UK Government Mandates Open Access- Publishers Laugh on the Way to the Bank

Posted on July 18, 2012


Sorry, I have not been blogging as much, summer field work season is keeping me busy.  Most of you have probably heard that the UK government is now mandating Open Access for the research it pays for. Their funding councils have even come up with a new OA policy. Sounds great does it not? I know I was really happy when I saw the titles …… and then I read the details. This radical shake-up of higher education and publishing, not so radical. Do not get me wrong, the press for OA is great but the actual policy is …. well s#^$.

There is a huge emphasis on Gold Open Access and in fact the funding councils are now putting funds aside for gold OA. That means more money away from research and more money aimed at publishing. Now if this OA was something along the lines of Ubiquity Press, with 100 GBP per article, that would be great but it is not. This OA is the 2000 GBP per article type.

The policy says “Criteria which journals must fulfill to be compliant with the Research Councils’ Open Access policy are detailed within the policy, but include offering a “pay to publish” option or allowing deposit in a subject or institutional repository after a mandated maximum embargo period”. The key word is OR, not AND, which means publishers do not have to let someone deposit their article in a OA repository if they have an author pays option. Basically, we switch who pays for the publishing but we still have the problems of 30-40% profit margins for big publishers and prices rising at 5-10% annually for journals, neither of which is sustainable.

Several people have mentioned what happens if you can’t pay the price so I will not go into that problem but I will highlight some other problems I see with this policy.

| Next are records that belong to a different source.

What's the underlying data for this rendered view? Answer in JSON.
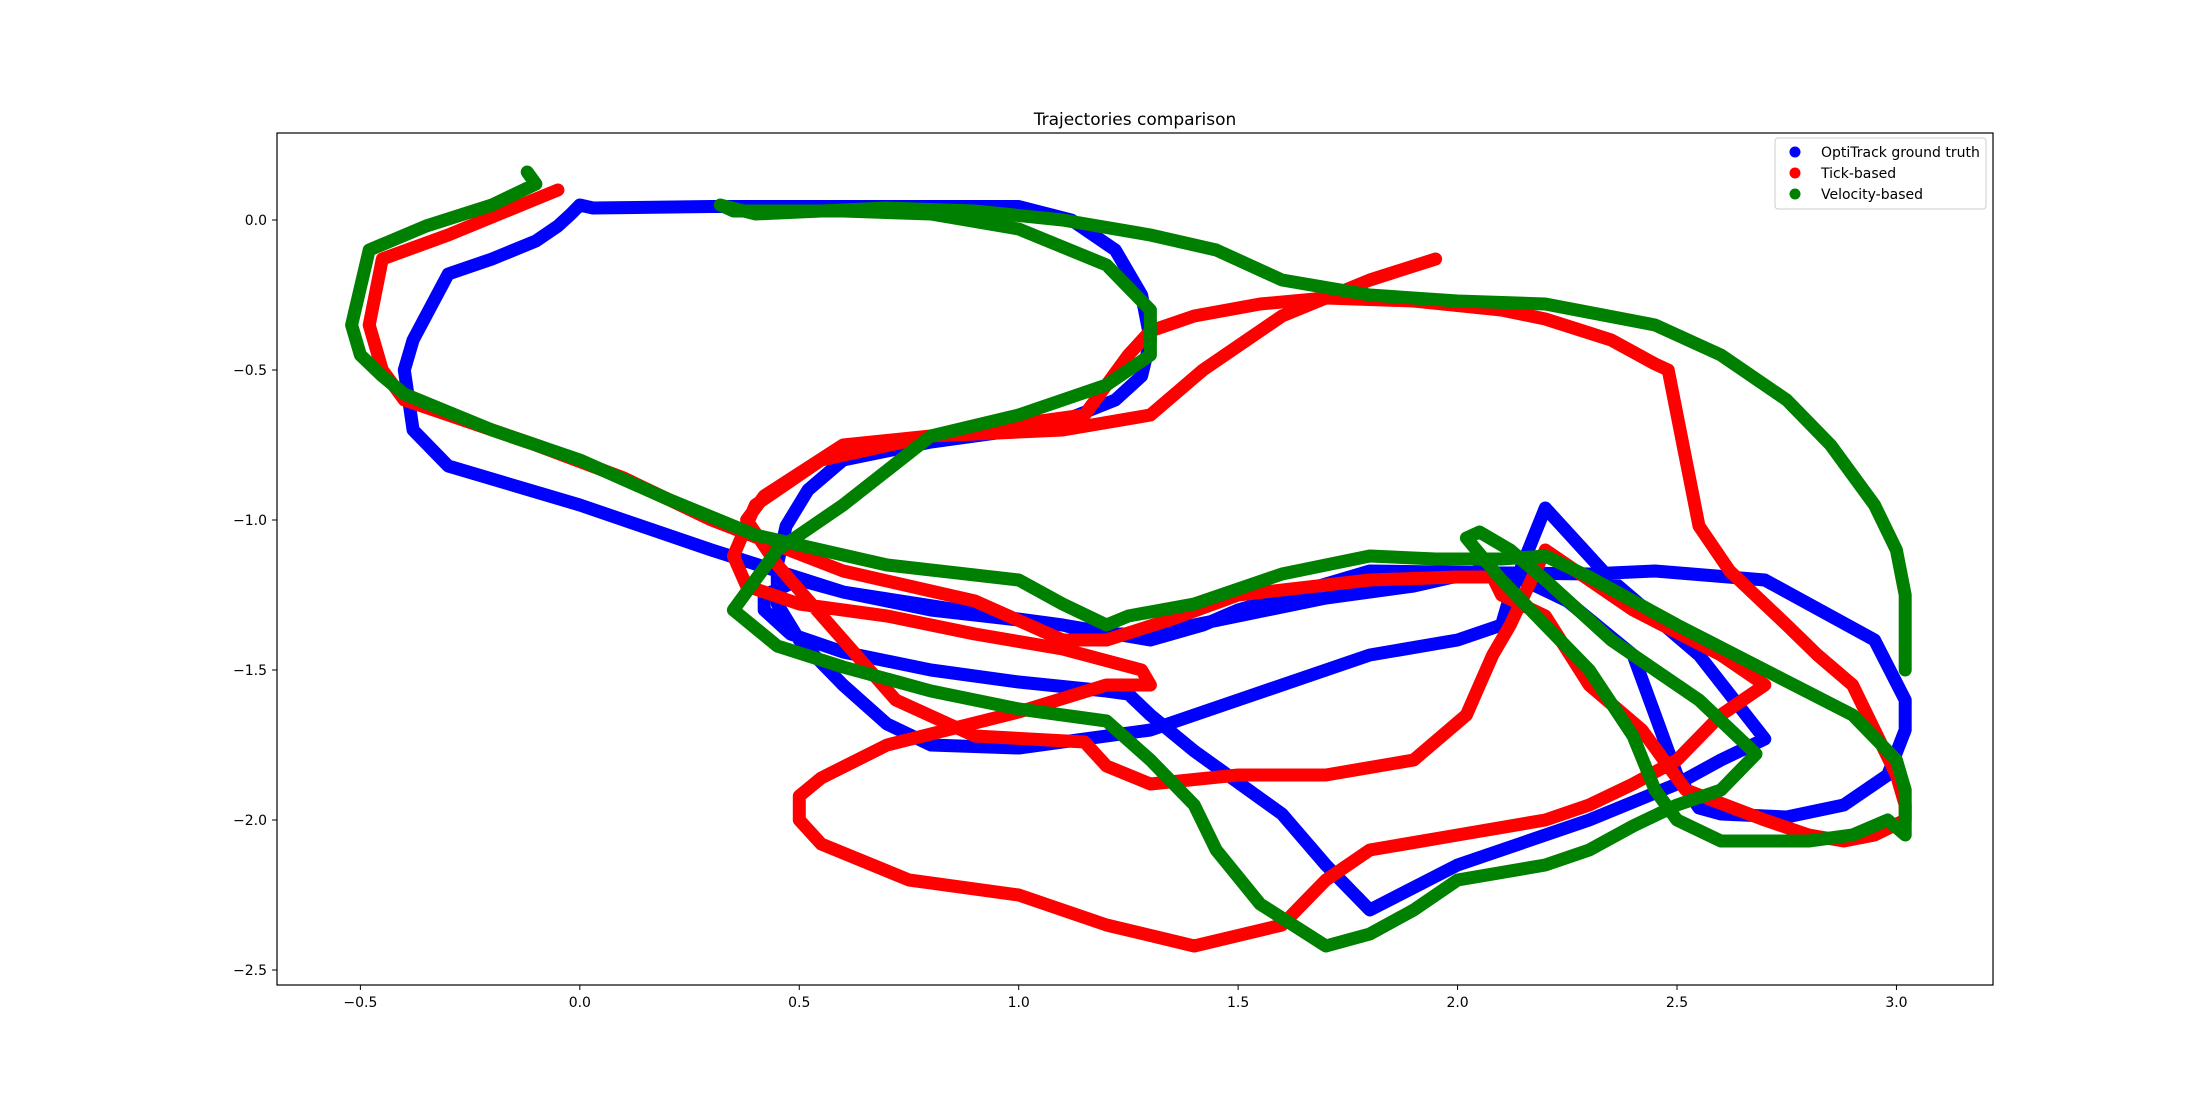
{
  "chart_data": {
    "type": "scatter",
    "title": "Trajectories comparison",
    "xlabel": "",
    "ylabel": "",
    "xlim": [
      -0.69,
      3.22
    ],
    "ylim": [
      -2.55,
      0.29
    ],
    "xticks": [
      -0.5,
      0.0,
      0.5,
      1.0,
      1.5,
      2.0,
      2.5,
      3.0
    ],
    "xtick_labels": [
      "−0.5",
      "0.0",
      "0.5",
      "1.0",
      "1.5",
      "2.0",
      "2.5",
      "3.0"
    ],
    "yticks": [
      0.0,
      -0.5,
      -1.0,
      -1.5,
      -2.0,
      -2.5
    ],
    "ytick_labels": [
      "0.0",
      "−0.5",
      "−1.0",
      "−1.5",
      "−2.0",
      "−2.5"
    ],
    "grid": false,
    "legend_position": "top-right",
    "series": [
      {
        "name": "OptiTrack ground truth",
        "color": "#0000ff",
        "x": [
          0.0,
          0.03,
          0.3,
          0.7,
          1.0,
          1.12,
          1.22,
          1.28,
          1.3,
          1.28,
          1.22,
          1.1,
          1.0,
          0.8,
          0.6,
          0.52,
          0.47,
          0.45,
          0.45,
          0.5,
          0.6,
          0.7,
          0.8,
          1.0,
          1.3,
          1.5,
          1.7,
          1.8,
          2.0,
          2.1,
          2.12,
          2.2,
          2.35,
          2.55,
          2.7,
          2.6,
          2.5,
          2.3,
          2.0,
          1.8,
          1.7,
          1.6,
          1.4,
          1.3,
          1.25,
          1.2,
          1.0,
          0.8,
          0.6,
          0.48,
          0.42,
          0.42,
          0.5,
          0.6,
          0.8,
          1.1,
          1.3,
          1.42,
          1.5,
          1.8,
          2.3,
          2.45,
          2.7,
          2.95,
          3.02,
          3.02,
          2.98,
          2.88,
          2.75,
          2.6,
          2.55,
          2.5,
          2.45,
          2.4,
          2.25,
          2.15,
          2.05,
          1.9,
          1.7,
          1.5,
          1.3,
          1.18,
          1.1,
          0.95,
          0.6,
          0.3,
          0.0,
          -0.3,
          -0.38,
          -0.4,
          -0.38,
          -0.3,
          -0.2,
          -0.1,
          -0.05,
          -0.02,
          0.0
        ],
        "y": [
          0.05,
          0.04,
          0.045,
          0.045,
          0.045,
          0.0,
          -0.1,
          -0.25,
          -0.4,
          -0.52,
          -0.6,
          -0.67,
          -0.7,
          -0.74,
          -0.8,
          -0.9,
          -1.02,
          -1.15,
          -1.28,
          -1.4,
          -1.55,
          -1.68,
          -1.75,
          -1.76,
          -1.7,
          -1.6,
          -1.5,
          -1.45,
          -1.4,
          -1.35,
          -1.25,
          -0.96,
          -1.2,
          -1.45,
          -1.73,
          -1.8,
          -1.88,
          -2.0,
          -2.15,
          -2.3,
          -2.15,
          -1.98,
          -1.77,
          -1.65,
          -1.58,
          -1.57,
          -1.54,
          -1.5,
          -1.44,
          -1.38,
          -1.3,
          -1.25,
          -1.2,
          -1.24,
          -1.3,
          -1.35,
          -1.4,
          -1.35,
          -1.3,
          -1.17,
          -1.18,
          -1.17,
          -1.2,
          -1.4,
          -1.6,
          -1.7,
          -1.85,
          -1.95,
          -1.99,
          -1.98,
          -1.96,
          -1.85,
          -1.65,
          -1.45,
          -1.27,
          -1.2,
          -1.17,
          -1.22,
          -1.26,
          -1.32,
          -1.38,
          -1.38,
          -1.35,
          -1.32,
          -1.24,
          -1.1,
          -0.95,
          -0.82,
          -0.7,
          -0.5,
          -0.4,
          -0.18,
          -0.13,
          -0.07,
          -0.02,
          0.02,
          0.05
        ]
      },
      {
        "name": "Tick-based",
        "color": "#ff0000",
        "x": [
          -0.05,
          -0.1,
          -0.2,
          -0.3,
          -0.45,
          -0.48,
          -0.45,
          -0.4,
          -0.3,
          -0.1,
          0.1,
          0.3,
          0.6,
          0.9,
          1.1,
          1.2,
          1.35,
          1.5,
          1.8,
          2.0,
          2.08,
          2.1,
          2.2,
          2.3,
          2.42,
          2.52,
          2.7,
          2.8,
          2.88,
          2.95,
          3.02,
          3.02,
          3.0,
          2.95,
          2.9,
          2.82,
          2.75,
          2.62,
          2.55,
          2.48,
          2.45,
          2.35,
          2.2,
          2.1,
          1.9,
          1.7,
          1.55,
          1.4,
          1.3,
          1.25,
          1.15,
          1.0,
          0.8,
          0.6,
          0.42,
          0.38,
          0.45,
          0.6,
          0.72,
          0.9,
          1.15,
          1.2,
          1.3,
          1.5,
          1.7,
          1.9,
          2.02,
          2.05,
          2.08,
          2.12,
          2.2,
          2.4,
          2.6,
          2.7,
          2.6,
          2.5,
          2.4,
          2.3,
          2.2,
          2.0,
          1.8,
          1.7,
          1.6,
          1.4,
          1.2,
          1.0,
          0.75,
          0.55,
          0.5,
          0.5,
          0.55,
          0.7,
          1.0,
          1.2,
          1.3,
          1.28,
          1.1,
          0.9,
          0.7,
          0.5,
          0.38,
          0.35,
          0.4,
          0.55,
          0.8,
          1.1,
          1.3,
          1.42,
          1.6,
          1.8,
          1.95
        ],
        "y": [
          0.1,
          0.07,
          0.01,
          -0.05,
          -0.13,
          -0.35,
          -0.5,
          -0.6,
          -0.65,
          -0.75,
          -0.86,
          -1.0,
          -1.17,
          -1.27,
          -1.4,
          -1.4,
          -1.33,
          -1.25,
          -1.2,
          -1.19,
          -1.19,
          -1.25,
          -1.32,
          -1.55,
          -1.7,
          -1.9,
          -2.0,
          -2.05,
          -2.07,
          -2.05,
          -2.0,
          -1.95,
          -1.85,
          -1.7,
          -1.55,
          -1.45,
          -1.35,
          -1.17,
          -1.02,
          -0.5,
          -0.48,
          -0.4,
          -0.33,
          -0.3,
          -0.27,
          -0.26,
          -0.28,
          -0.32,
          -0.37,
          -0.45,
          -0.65,
          -0.68,
          -0.72,
          -0.75,
          -0.92,
          -1.0,
          -1.15,
          -1.4,
          -1.6,
          -1.72,
          -1.74,
          -1.82,
          -1.88,
          -1.85,
          -1.85,
          -1.8,
          -1.65,
          -1.55,
          -1.45,
          -1.35,
          -1.1,
          -1.3,
          -1.45,
          -1.55,
          -1.65,
          -1.8,
          -1.88,
          -1.95,
          -2.0,
          -2.05,
          -2.1,
          -2.2,
          -2.35,
          -2.42,
          -2.35,
          -2.25,
          -2.2,
          -2.08,
          -2.0,
          -1.92,
          -1.86,
          -1.75,
          -1.64,
          -1.55,
          -1.55,
          -1.5,
          -1.43,
          -1.38,
          -1.32,
          -1.28,
          -1.22,
          -1.12,
          -0.95,
          -0.8,
          -0.72,
          -0.7,
          -0.65,
          -0.5,
          -0.32,
          -0.2,
          -0.13
        ]
      },
      {
        "name": "Velocity-based",
        "color": "#008000",
        "x": [
          -0.12,
          -0.1,
          -0.2,
          -0.35,
          -0.48,
          -0.52,
          -0.5,
          -0.45,
          -0.4,
          -0.2,
          0.0,
          0.2,
          0.4,
          0.7,
          1.0,
          1.1,
          1.2,
          1.25,
          1.4,
          1.6,
          1.8,
          1.95,
          2.1,
          2.2,
          2.3,
          2.5,
          2.7,
          2.9,
          3.0,
          3.02,
          3.02,
          2.98,
          2.9,
          2.8,
          2.7,
          2.6,
          2.5,
          2.45,
          2.4,
          2.3,
          2.2,
          2.1,
          2.02,
          2.05,
          2.12,
          2.2,
          2.35,
          2.55,
          2.68,
          2.6,
          2.5,
          2.4,
          2.3,
          2.2,
          2.0,
          1.9,
          1.8,
          1.7,
          1.55,
          1.45,
          1.4,
          1.3,
          1.2,
          1.0,
          0.8,
          0.6,
          0.45,
          0.35,
          0.45,
          0.6,
          0.8,
          1.0,
          1.2,
          1.3,
          1.3,
          1.2,
          1.0,
          0.8,
          0.6,
          0.45,
          0.35,
          0.32,
          0.4,
          0.55,
          0.7,
          0.9,
          1.1,
          1.3,
          1.45,
          1.6,
          1.8,
          2.0,
          2.2,
          2.45,
          2.6,
          2.75,
          2.85,
          2.95,
          3.0,
          3.02,
          3.02
        ],
        "y": [
          0.16,
          0.12,
          0.05,
          -0.02,
          -0.1,
          -0.35,
          -0.45,
          -0.52,
          -0.58,
          -0.7,
          -0.8,
          -0.93,
          -1.05,
          -1.15,
          -1.2,
          -1.28,
          -1.35,
          -1.32,
          -1.28,
          -1.18,
          -1.12,
          -1.13,
          -1.13,
          -1.12,
          -1.19,
          -1.35,
          -1.5,
          -1.65,
          -1.8,
          -1.9,
          -2.05,
          -2.0,
          -2.05,
          -2.07,
          -2.07,
          -2.07,
          -2.0,
          -1.9,
          -1.72,
          -1.5,
          -1.35,
          -1.2,
          -1.06,
          -1.04,
          -1.1,
          -1.2,
          -1.4,
          -1.6,
          -1.78,
          -1.9,
          -1.95,
          -2.02,
          -2.1,
          -2.15,
          -2.2,
          -2.3,
          -2.38,
          -2.42,
          -2.28,
          -2.1,
          -1.95,
          -1.8,
          -1.67,
          -1.63,
          -1.57,
          -1.49,
          -1.42,
          -1.3,
          -1.1,
          -0.95,
          -0.72,
          -0.65,
          -0.55,
          -0.45,
          -0.3,
          -0.15,
          -0.03,
          0.02,
          0.03,
          0.03,
          0.03,
          0.05,
          0.02,
          0.03,
          0.04,
          0.03,
          0.0,
          -0.05,
          -0.1,
          -0.2,
          -0.25,
          -0.27,
          -0.28,
          -0.35,
          -0.45,
          -0.6,
          -0.75,
          -0.95,
          -1.1,
          -1.25,
          -1.5
        ]
      }
    ]
  }
}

  1. The UK makes up only a small portion of the total research in the world. This policy does nothing for everyone else and all other published papers. Basically, libraries will still have to fork out money for journals because 95-99% of the articles will still be behind a paywall. Thus the mandated OA is actually a huge boon for publishers profits. They can now collect multiple fees from us. Once, from libraries to access the majority of the material and also the OA martial as well (print is print so even if you can reach it online those paying for print still will be paying for the OA article. Online access? The total prices of journals has NEVER dropped because an author pays for part of the journal to be OA. They will still charge the same price for subscription) and twice when the author/government pays for the publication.
  2. How are the research councils paying for this? Through block grants to universities and research institutes. In the words of John Stewart “that is a cluster f%#$&”. Hi university staff, oh this was a particularly good year for publications and research, that is great. Sorry, we don’t have the funds to publish everything and yes, your career will suffer for it. Block grants will miss-allocate funds so that there will be shortages at some universities (I would be willing to be all but that is a different post). I can just see the in fighting now between physics and history about who deserves more of the funds to publish. Academics sharpen your knives as you are about to fight over another underfunded pot of money.
  3. Anyone who is British reading this have you ever heard of Hulu or Pandora websites? No, that is because they are blocked in the UK. I would ask anyone who is Chinese if they have heard of x, y, or z website but they can not actually read this blog as is block in China. Sure you can mandate OA in the UK but you can not do it everywhere else. Pretty sure publishers are already thinking of ways to keep their OA articles behind the paywall in other countries.
  4. Licensing- well with an author pays model the publishers can mandate any sort of license they want. Guess which license they are going for…. CC BY-NC, the non-commercial derivative of CC BY. Basically, someone can see an article but if they want to use it for anything else e.g. use a image from it, put the article up on a website, etc. they will still have to pay for that privilege. The publishers are still finding ways to get money out of the mandate.

Stop what you are doing right now and google search (insert publisher name Elsiver, Wiley-Blackwell, Springer, Maney, etc.) response to the UK mandate. Can’t find one? The reason is because their CEOs are too busy  laughing their way to the bank (and they don’t want to draw attention to the fact they are about to make out like bandits). The UK government has bungled their OA policy and now the publishers are going to be able to rank in even more money than before. Instead of mandating a UK wide repository in which they would have control over what restrictions could be placed on OA, in a sop to the publishers they have now put themselves on the hook for more money. Well done, well done. It takes a special type of government to screw themselves over.